A caminho de Chicago, o U2 quase esbarrou com Lil Wayne, cinco minutos antes de a banda chegar a um aeroporto particular em Newark, Nova Jersey - estão usando Nova York como base para essa parte da turnê. O jatinho que o U2 está usando hoje é emprestado. Estou sozinho em uma das cabines dele, esperando a decolagem, quando uma silhueta aparece à porta. "Passagem, por favor", diz Bono. Ele está usando calça e jaqueta jeans e óculos escuros cinza, maiores do que seu modelo habitual. O cabelo é brutalmente curto nas laterais - parece que ele apara todos os dias, e deve aparar mesmo. Quando afivela o cinto em um dos assentos, Bono fica fascinado por saber da proximidade de Lil Wayne e dá risada quando o lembram de uma letra do U2 de nove anos atrás: "The last of the rock stars / When hip-hop drove the big cars" [O último rock star / Quando o hip-hop andava com os carrões]. "Nós deveríamos colocar o avião do lado do dele e gritar: era brincadeira!", Bono reflete. A verdade é que Bono - que é amigo de Jay-Z - se relaciona bem mais com o modo de vida de "maior é melhor" do hip-hop mainstream do que com a tendência cada vez maior do rock de se fechar em guetos. "Eu adoro a ideia daquilo que podemos chamar de uma cultura mais porosa, em que há muito mais tráfego circulante", Bono diz. "Nestes tempos de celebridade e estrelato pop, talvez seja prudente questionar os valores de ser um pop star", prossegue. "O Radiohead, o Pearl Jam, muita gente, que talvez fizesse muito mais sentido para nós, rejeitou isso. Mas o que acabou sofrendo com essa atitude foi aquela coisa preciosa e pura, aquilo que costumávamos chamar de 45 [single compacto de vinil em 45 RPM]."

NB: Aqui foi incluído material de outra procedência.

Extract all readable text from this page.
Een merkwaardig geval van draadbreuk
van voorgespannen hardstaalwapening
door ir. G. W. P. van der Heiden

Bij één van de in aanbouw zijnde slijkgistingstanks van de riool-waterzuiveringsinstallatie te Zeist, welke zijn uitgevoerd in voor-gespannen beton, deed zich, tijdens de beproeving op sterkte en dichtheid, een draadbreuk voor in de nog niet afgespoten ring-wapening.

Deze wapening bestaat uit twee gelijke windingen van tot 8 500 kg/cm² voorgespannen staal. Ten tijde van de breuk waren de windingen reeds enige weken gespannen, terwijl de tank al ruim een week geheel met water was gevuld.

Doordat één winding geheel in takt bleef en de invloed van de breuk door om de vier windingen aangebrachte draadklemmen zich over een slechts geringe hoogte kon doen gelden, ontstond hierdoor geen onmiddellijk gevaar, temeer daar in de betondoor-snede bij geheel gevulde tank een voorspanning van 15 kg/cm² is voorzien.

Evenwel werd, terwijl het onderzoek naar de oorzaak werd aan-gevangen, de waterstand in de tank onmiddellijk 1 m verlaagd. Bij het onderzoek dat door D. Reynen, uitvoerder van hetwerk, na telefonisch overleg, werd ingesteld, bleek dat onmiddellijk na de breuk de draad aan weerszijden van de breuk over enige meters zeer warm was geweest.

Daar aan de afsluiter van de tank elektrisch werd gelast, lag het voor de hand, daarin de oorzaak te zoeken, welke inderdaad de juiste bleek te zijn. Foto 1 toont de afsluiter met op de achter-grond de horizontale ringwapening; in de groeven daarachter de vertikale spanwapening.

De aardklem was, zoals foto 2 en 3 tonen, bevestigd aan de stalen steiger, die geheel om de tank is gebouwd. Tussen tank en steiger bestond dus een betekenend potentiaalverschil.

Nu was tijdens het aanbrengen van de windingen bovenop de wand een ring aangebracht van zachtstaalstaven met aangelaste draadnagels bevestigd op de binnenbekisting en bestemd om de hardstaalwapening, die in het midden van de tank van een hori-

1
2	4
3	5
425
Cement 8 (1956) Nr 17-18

A turnê 360° é o exemplo da ideia do mainstream vital, do poder de um estádio cheio de gente tirando os tampões de ouvido para cantar junto. "Quanto tempo pode durar? Não sei", Bono diz, refletindo sobre a posição cada vez mais única de estrela de sua banda. "A maior parte das pessoas fica contente em seu gueto, e o gueto delas é grande. Eu ainda me apego a essa idéia de metaevento - o que é meta vai além, passa a ser mais do que é." O show é uma fusão improvável dos dois extremos das turnês do U2 - a sobrecarga tecnológica de Zoo TV e o palco sem frescura e despojado da Elevation Tour. "Esta é a nossa obra-prima", diz Williams, que vem planejando a turnê desde 2006, e que acompanha a banda em todas as apresentações para ir ajustando o show de acordo com as necessidades. "É mais ou menos a culminação de tudo que eu fiz com o U2." Não por acaso, o design também significa que, diferentemente de qualquer outra turnê de estádio, todos os assentos disponíveis podem ser preenchidos - e essa é uma das razões por que McGuinness diz que a turnê está a caminho de obter a maior renda bruta de todos os tempos. "Alguém nos perguntou ontem à noite se nós precisamos de tudo isto", diz Clayton. "E a verdade é que ninguém precisa de todas estas coisas. Mas parte do show business é mudar as percepções das pessoas, é encontrar maneiras de fazer com que as músicas emocionem mais as pessoas."